Turkish state policy toward the Kurds, the Republic of Turkey's largest ethnic minority, has evolved from denial and mandatory assimilation to cultural recognition to acknowledgement of the Kurds' contested status as a political problem demanding political solutions. The election of 36 Kurdish-nationalist lawmakers, most of whom now sit in parliament as representatives of the Peace and Democracy Party (BDP), bolsters the salience of Kurdish nationalism and the need to accommodate it through normal politics rather than attempt to suppress it through violence. How state authorities and politicians handle the Kurdish question will continue to say much about both the success of Turkey's efforts at democratic consolidation and, more generally, the potential for democracy to manage problems involving self-conscious and mobilized national minorities dwelling within the borders of strong and highly centralized nation-states.Many thanks to Umit Firat whose insights helped inform this article, and whose work to find solutions to transform the conflict I greatly admire. And many thanks to executive editor Phil Costopolous for his incisive editing and to managing editor Brent Kallmer for providing the abstract.

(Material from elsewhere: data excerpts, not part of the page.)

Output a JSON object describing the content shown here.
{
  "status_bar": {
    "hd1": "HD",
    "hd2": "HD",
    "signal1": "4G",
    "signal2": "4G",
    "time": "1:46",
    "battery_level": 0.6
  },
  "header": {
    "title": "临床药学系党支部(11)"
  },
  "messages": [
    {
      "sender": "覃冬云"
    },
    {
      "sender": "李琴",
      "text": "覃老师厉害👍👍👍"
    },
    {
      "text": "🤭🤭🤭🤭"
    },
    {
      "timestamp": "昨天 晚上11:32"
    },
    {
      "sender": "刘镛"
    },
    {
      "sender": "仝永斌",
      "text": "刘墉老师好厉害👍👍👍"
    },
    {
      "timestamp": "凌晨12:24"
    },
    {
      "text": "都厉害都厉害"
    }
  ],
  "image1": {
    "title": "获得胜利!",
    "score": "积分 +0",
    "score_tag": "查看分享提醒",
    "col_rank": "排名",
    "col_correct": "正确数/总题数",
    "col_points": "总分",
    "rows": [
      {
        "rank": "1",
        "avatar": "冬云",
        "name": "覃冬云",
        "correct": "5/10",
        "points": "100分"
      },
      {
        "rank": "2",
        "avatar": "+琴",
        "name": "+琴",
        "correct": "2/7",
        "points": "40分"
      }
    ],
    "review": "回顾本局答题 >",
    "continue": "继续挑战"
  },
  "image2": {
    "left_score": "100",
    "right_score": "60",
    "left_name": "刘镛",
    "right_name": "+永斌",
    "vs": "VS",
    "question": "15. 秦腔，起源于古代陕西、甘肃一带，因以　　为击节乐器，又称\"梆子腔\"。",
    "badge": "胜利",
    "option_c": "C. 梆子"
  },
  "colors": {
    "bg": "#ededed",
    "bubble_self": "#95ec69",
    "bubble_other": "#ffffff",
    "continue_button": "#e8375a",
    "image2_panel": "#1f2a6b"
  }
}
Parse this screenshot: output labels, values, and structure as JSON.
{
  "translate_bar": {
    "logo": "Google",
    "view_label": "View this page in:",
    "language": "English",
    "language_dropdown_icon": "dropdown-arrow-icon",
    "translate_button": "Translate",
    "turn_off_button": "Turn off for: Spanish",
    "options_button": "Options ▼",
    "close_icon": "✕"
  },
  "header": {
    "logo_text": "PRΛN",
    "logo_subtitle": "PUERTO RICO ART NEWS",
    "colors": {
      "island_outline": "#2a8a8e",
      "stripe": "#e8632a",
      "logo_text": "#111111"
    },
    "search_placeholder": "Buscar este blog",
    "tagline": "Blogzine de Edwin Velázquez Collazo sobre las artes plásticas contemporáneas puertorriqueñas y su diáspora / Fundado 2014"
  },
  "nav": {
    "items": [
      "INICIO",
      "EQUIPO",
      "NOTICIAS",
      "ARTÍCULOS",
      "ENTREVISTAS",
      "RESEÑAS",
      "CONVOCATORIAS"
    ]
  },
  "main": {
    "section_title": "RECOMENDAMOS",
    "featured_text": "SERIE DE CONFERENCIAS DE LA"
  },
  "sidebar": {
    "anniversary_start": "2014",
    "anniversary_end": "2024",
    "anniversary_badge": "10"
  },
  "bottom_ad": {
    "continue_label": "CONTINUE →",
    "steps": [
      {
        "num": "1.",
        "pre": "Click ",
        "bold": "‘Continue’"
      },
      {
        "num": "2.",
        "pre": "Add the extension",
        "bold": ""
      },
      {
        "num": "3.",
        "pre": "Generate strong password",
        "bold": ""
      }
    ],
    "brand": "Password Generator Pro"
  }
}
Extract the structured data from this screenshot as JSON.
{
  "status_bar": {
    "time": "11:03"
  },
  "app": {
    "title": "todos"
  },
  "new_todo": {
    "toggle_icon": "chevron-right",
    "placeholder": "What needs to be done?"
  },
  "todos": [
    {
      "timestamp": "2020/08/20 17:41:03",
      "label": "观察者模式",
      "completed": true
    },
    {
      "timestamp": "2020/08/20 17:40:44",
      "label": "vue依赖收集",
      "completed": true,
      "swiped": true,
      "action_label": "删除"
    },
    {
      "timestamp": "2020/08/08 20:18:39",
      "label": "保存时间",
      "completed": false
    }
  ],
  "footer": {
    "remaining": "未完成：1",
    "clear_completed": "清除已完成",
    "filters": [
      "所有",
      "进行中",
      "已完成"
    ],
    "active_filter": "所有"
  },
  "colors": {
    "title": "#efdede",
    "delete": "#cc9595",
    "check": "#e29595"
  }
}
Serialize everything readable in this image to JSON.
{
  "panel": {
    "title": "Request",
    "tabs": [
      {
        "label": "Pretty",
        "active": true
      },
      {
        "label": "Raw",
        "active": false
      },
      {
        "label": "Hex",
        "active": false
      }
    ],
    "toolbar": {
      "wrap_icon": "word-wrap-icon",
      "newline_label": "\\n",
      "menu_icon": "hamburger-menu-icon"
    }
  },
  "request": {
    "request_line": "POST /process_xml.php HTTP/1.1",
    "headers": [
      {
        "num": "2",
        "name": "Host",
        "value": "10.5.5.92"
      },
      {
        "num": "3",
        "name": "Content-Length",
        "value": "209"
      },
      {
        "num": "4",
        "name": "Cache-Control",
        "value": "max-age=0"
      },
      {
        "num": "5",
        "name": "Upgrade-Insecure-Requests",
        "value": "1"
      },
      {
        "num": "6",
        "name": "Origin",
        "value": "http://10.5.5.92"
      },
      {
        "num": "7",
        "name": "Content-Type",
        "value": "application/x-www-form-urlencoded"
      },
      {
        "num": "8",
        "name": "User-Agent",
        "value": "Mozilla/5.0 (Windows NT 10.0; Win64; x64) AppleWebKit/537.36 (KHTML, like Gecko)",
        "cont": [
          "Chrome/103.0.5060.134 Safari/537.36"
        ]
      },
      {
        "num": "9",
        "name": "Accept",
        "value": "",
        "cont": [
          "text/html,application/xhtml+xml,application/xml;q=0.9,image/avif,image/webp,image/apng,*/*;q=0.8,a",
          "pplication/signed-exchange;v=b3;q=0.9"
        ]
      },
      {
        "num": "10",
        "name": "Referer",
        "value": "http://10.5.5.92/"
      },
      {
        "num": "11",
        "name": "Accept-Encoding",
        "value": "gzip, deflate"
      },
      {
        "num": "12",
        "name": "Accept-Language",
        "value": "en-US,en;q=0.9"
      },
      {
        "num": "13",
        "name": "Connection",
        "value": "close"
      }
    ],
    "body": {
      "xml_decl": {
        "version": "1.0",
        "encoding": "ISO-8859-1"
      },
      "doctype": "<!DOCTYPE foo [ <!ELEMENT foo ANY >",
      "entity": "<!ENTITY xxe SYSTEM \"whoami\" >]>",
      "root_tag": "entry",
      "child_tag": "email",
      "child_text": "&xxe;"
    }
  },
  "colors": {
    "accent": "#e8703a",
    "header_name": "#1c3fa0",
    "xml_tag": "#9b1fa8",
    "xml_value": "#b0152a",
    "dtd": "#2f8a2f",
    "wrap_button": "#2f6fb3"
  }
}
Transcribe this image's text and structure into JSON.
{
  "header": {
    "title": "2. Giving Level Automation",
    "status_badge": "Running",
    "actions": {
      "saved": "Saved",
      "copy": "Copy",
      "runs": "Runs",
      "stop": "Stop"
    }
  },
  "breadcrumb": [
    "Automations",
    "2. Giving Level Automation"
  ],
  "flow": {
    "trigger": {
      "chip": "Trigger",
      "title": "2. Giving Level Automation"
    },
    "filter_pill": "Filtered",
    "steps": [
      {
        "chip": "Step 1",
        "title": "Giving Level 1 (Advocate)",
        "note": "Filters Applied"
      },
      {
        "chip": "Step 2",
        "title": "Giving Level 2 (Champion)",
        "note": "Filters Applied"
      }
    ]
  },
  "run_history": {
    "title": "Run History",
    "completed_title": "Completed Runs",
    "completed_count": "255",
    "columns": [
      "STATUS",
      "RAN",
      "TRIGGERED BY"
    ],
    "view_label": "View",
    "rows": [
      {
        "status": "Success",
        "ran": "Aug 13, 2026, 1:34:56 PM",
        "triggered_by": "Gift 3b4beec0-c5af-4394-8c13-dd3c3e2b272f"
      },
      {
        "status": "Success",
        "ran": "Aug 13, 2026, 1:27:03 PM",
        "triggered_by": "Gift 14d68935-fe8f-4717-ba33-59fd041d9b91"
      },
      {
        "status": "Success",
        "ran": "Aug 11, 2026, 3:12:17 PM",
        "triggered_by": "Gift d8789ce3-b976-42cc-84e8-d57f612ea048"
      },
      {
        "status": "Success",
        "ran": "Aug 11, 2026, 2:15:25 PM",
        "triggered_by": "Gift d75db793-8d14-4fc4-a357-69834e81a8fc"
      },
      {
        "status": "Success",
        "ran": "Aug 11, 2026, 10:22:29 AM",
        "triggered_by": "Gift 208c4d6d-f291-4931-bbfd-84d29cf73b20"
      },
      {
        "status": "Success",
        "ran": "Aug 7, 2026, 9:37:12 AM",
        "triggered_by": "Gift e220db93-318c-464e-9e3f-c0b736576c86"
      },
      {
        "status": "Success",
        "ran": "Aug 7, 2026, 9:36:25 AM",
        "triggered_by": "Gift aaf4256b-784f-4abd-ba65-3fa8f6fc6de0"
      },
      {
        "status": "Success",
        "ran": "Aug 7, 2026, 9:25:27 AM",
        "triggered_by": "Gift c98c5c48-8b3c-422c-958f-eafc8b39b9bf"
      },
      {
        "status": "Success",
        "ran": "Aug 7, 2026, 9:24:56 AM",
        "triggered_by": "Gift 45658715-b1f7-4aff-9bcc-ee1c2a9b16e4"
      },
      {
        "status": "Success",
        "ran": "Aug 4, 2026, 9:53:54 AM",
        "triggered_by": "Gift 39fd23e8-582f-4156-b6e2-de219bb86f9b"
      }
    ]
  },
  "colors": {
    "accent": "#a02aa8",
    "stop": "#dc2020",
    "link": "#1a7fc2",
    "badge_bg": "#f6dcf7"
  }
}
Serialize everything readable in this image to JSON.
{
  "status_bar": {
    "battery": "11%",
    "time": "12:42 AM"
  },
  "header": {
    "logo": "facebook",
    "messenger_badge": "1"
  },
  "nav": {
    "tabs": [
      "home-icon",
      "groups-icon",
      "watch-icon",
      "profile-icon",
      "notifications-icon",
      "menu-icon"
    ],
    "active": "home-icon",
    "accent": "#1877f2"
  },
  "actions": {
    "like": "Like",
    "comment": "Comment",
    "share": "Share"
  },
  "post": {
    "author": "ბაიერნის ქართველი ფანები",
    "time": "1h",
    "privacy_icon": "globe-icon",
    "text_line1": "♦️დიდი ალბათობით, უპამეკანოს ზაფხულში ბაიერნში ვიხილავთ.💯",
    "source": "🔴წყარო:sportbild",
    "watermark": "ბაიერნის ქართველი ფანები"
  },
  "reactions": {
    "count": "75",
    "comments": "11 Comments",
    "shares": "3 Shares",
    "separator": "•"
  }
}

I would also like to point your attention to the three other articles in the larger cluster of articles of which mine is but a part, including Meltem Muftuler-Bac and E. Fuat Keyman's overview of AKP rule in an era of "dominant party politics," Ersel Aydinli's commentary on the current state of civil-military relations, and Berna Turam's incisive essay on civil liberties in an era in which religious and secular Turks are learning to live together. The overarching theme of Turam's article and my own is the need to settle democracy and difference, a topic I touch upon often in this blog and elsewhere.